Quanto ao resto, não tenciono comparecer na dita cuja, pelo simples facto de que os aspectos em debate são já assumidos como certos em qualquer ensaio laboratorial; logo, dita palestra não terá nada para me ensinar.
Alexandre Guedes da Silva: Declaração de interesse: Estou a apreciar participar na Conferência do Tempo Esquisito ... e devo-vos dizer que a vista do Bar do 2º andar da FLUP vale a pena ...
Quanto aos meus colegas conferencistas, sobretudo moços e moças de provecta idade, que já deviam estar a contar histórias de cabeceira aos bisnetos, tenho a dizer-vos que são absolutamente inofensivos mas sabiamente determinados.

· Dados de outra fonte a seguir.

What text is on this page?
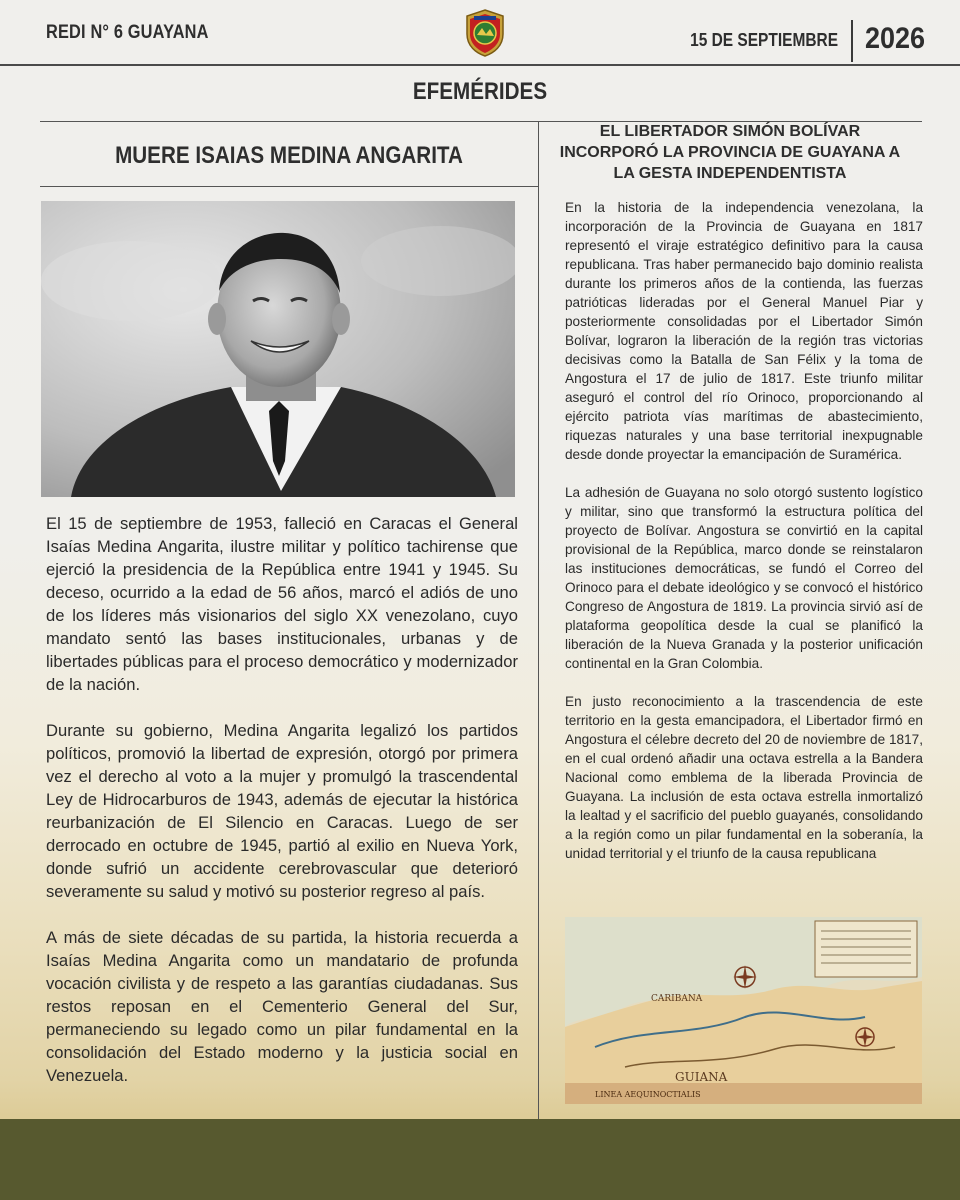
REDI N° 6 GUAYANA	15 DE SEPTIEMBRE 2026
EFEMÉRIDES
MUERE ISAIAS MEDINA ANGARITA
EL LIBERTADOR SIMÓN BOLÍVAR INCORPORÓ LA PROVINCIA DE GUAYANA A LA GESTA INDEPENDENTISTA

El 15 de septiembre de 1953, falleció en Caracas el General Isaías Medina Angarita, ilustre militar y político tachirense que ejerció la presidencia de la República entre 1941 y 1945. Su deceso, ocurrido a la edad de 56 años, marcó el adiós de uno de los líderes más visionarios del siglo XX venezolano, cuyo mandato sentó las bases institucionales, urbanas y de libertades públicas para el proceso democrático y modernizador de la nación.

Durante su gobierno, Medina Angarita legalizó los partidos políticos, promovió la libertad de expresión, otorgó por primera vez el derecho al voto a la mujer y promulgó la trascendental Ley de Hidrocarburos de 1943, además de ejecutar la histórica reurbanización de El Silencio en Caracas. Luego de ser derrocado en octubre de 1945, partió al exilio en Nueva York, donde sufrió un accidente cerebrovascular que deterioró severamente su salud y motivó su posterior regreso al país.

A más de siete décadas de su partida, la historia recuerda a Isaías Medina Angarita como un mandatario de profunda vocación civilista y de respeto a las garantías ciudadanas. Sus restos reposan en el Cementerio General del Sur, permaneciendo su legado como un pilar fundamental en la consolidación del Estado moderno y la justicia social en Venezuela.

En la historia de la independencia venezolana, la incorporación de la Provincia de Guayana en 1817 representó el viraje estratégico definitivo para la causa republicana. Tras haber permanecido bajo dominio realista durante los primeros años de la contienda, las fuerzas patrióticas lideradas por el General Manuel Piar y posteriormente consolidadas por el Libertador Simón Bolívar, lograron la liberación de la región tras victorias decisivas como la Batalla de San Félix y la toma de Angostura el 17 de julio de 1817. Este triunfo militar aseguró el control del río Orinoco, proporcionando al ejército patriota vías marítimas de abastecimiento, riquezas naturales y una base territorial inexpugnable desde donde proyectar la emancipación de Suramérica.

La adhesión de Guayana no solo otorgó sustento logístico y militar, sino que transformó la estructura política del proyecto de Bolívar. Angostura se convirtió en la capital provisional de la República, marco donde se reinstalaron las instituciones democráticas, se fundó el Correo del Orinoco para el debate ideológico y se convocó el histórico Congreso de Angostura de 1819. La provincia sirvió así de plataforma geopolítica desde la cual se planificó la liberación de la Nueva Granada y la posterior unificación continental en la Gran Colombia.

En justo reconocimiento a la trascendencia de este territorio en la gesta emancipadora, el Libertador firmó en Angostura el célebre decreto del 20 de noviembre de 1817, en el cual ordenó añadir una octava estrella a la Bandera Nacional como emblema de la liberada Provincia de Guayana. La inclusión de esta octava estrella inmortalizó la lealtad y el sacrificio del pueblo guayanés, consolidando a la región como un pilar fundamental en la soberanía, la unidad territorial y el triunfo de la causa republicana

CARIBANA
GUIANA
LINEA AEQUINOCTIALIS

Pagaram todos do seu bolso a viagem e a conferência e estão a adorar o Porto e o conjunto de camelos que com eles se cruzou de forma epistolar... Expliquei-lhe que, devido à proximidade, recebíamos a visita ocasional de partículas do Saara e de vento Sueste que despertava uma "dromedandacia" estranha nas cabeças aclimatadas de uns tantos.
E foi o delírio .... Parabéns Alberto e que viva Marx, o Groucho ... Al
Professor Pardal: A ciência não tem grande importância, nos dias que correm. É um pormenor insignificante que não pode, nem que a vaca tussa, interferir com aquilo que se convencionou chamar de "marxismo cultural". Que tem, curiosamente, como principal característica a vontade de proibir ou classificar de "fascista", "racista", "homofóbico", "xenófobo" ou coisa que o valha, quem quer que se lhes oponha.
Quanto às alterações climáticas, não sou um entendido no assunto e já vi várias opiniões contraditórias sobre o tema. Partindo do princípio que alterações dessas têm vindo a ser registadas desde que existe o planeta, falta provar a interferência humana. Se calhar, seguindo o rasto de dinheiro gerado por conferências feitas sobre este tema, em redor do Mundo, se possa ter uma ideia das motivações.